Delirium is a frequent form of psychopathology in elderly hospitalized patients; it is a symptom of acute somatic illness. The consequences of delirium include high morbidity and mortality, lengthened hospital stay, and nursing home placement. Early recognition of delirium symptoms enables the underlying cause to be diagnosed and treated and can prevent negative outcomes. The aim of this study was to determine which of the two delirium observation screening scales, the NEECHAM Confusion Scale or the Delirium Observation Screening (DOS) scale, has the best discriminative capacity for diagnosing delirium and which is more practical for daily use by nurses.

Methods

The project was conducted on four wards of a university hospital; 87 patients were included. During 3 shifts, these patients were observed for symptoms of delirium, which were rated on both scales. A DSM-IV diagnosis of delirium was made or rejected by a geriatrician. Nurses were asked to rate the practical value of both scales using a structured questionnaire.

Results

The sensitivity (0.89 – 1.00) and specificity (0.86 – 0.88) of the DOS and the NEECHAM were high for both scales.
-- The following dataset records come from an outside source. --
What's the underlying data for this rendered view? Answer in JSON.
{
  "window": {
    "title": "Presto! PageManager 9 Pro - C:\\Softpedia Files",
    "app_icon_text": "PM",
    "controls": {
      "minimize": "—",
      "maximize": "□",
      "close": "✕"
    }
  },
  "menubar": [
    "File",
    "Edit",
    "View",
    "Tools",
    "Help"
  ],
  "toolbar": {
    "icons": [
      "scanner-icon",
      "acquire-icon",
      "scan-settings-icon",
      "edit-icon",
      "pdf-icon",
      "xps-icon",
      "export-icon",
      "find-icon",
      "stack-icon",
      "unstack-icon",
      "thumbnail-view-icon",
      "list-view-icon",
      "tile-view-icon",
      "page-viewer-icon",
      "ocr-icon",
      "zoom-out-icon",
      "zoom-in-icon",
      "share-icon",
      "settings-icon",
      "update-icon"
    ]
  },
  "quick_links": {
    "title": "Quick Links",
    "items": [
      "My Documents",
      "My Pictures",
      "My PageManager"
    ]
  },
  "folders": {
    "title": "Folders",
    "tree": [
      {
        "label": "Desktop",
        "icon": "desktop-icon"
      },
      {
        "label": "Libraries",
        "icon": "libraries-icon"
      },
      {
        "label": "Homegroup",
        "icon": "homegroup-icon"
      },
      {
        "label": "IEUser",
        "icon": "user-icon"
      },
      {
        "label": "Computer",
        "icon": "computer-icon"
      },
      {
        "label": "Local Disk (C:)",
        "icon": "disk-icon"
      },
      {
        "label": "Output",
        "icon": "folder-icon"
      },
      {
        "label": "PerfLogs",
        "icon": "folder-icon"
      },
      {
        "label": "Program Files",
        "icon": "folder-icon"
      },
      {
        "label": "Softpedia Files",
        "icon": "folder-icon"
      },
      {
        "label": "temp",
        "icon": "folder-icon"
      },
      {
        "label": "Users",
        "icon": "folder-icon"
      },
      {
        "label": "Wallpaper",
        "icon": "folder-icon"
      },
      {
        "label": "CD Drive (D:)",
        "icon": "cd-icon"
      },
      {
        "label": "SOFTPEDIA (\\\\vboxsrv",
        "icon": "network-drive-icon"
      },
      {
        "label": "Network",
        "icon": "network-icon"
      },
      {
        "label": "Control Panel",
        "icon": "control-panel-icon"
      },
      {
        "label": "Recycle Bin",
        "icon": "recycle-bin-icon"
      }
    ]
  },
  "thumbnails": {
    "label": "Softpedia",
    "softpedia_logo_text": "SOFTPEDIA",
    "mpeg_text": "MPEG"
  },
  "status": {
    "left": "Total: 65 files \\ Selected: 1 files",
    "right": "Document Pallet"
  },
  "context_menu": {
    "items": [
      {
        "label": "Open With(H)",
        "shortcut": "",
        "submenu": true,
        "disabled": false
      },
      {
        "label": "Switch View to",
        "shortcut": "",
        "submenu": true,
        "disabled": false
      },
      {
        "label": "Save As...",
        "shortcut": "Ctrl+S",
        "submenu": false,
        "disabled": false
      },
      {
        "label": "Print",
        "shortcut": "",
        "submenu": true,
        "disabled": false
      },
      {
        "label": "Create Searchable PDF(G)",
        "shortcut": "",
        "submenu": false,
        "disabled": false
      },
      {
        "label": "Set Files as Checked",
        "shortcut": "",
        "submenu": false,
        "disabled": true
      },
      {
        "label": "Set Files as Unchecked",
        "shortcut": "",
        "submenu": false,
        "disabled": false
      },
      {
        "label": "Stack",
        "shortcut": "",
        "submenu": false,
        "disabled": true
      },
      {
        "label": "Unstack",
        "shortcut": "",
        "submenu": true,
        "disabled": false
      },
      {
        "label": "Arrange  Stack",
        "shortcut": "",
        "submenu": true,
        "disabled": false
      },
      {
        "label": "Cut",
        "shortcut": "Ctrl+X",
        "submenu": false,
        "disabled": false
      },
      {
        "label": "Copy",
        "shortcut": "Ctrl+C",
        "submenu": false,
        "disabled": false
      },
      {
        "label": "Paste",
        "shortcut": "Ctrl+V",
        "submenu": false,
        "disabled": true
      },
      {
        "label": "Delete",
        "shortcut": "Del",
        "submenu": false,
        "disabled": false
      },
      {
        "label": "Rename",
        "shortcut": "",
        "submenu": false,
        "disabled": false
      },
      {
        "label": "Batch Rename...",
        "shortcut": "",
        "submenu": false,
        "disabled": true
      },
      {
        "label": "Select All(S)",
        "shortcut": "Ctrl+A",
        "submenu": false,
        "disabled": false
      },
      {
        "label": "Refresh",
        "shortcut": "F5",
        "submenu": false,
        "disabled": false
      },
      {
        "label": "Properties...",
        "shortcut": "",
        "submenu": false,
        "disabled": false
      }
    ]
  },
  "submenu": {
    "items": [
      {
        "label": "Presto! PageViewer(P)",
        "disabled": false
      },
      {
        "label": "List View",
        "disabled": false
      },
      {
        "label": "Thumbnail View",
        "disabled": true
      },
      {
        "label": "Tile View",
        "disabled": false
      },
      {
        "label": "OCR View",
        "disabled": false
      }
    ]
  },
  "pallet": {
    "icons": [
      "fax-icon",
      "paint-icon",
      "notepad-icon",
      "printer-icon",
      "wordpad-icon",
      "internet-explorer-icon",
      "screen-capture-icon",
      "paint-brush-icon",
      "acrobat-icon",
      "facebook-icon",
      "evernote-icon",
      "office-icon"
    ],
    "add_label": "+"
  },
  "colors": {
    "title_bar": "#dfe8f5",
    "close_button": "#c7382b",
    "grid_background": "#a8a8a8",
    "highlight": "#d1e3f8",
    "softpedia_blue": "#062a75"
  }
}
Nurses rated the practical use of the DOS scale as significantly easier than the NEECHAM.

Conclusion

Successful implementation of standardized observation depends largely on the consent of professionals and their acceptance of a scale. In our hospital, we therefore chose to involve nurses in the choice between two instruments. During the study they were able to experience both scales and give their opinion on ease of use. In the final decision on the instrument we found that both scales were very acceptable in terms of sensitivity and specificity, so the opinion of the nurses was decisive. They were positive about both instruments; however, they rated the DOS scale as significantly easier to use and relevant to their practice. Our findings were obtained from a single site study with a small sample, so a large comparative trial to study the value of both scales further is recommended. On the basis of our experience during this study and findings from the literature with regard to the implementation of delirium guidelines, we will monitor the further implementation of the DOS Scale in our hospital with intensive consultation.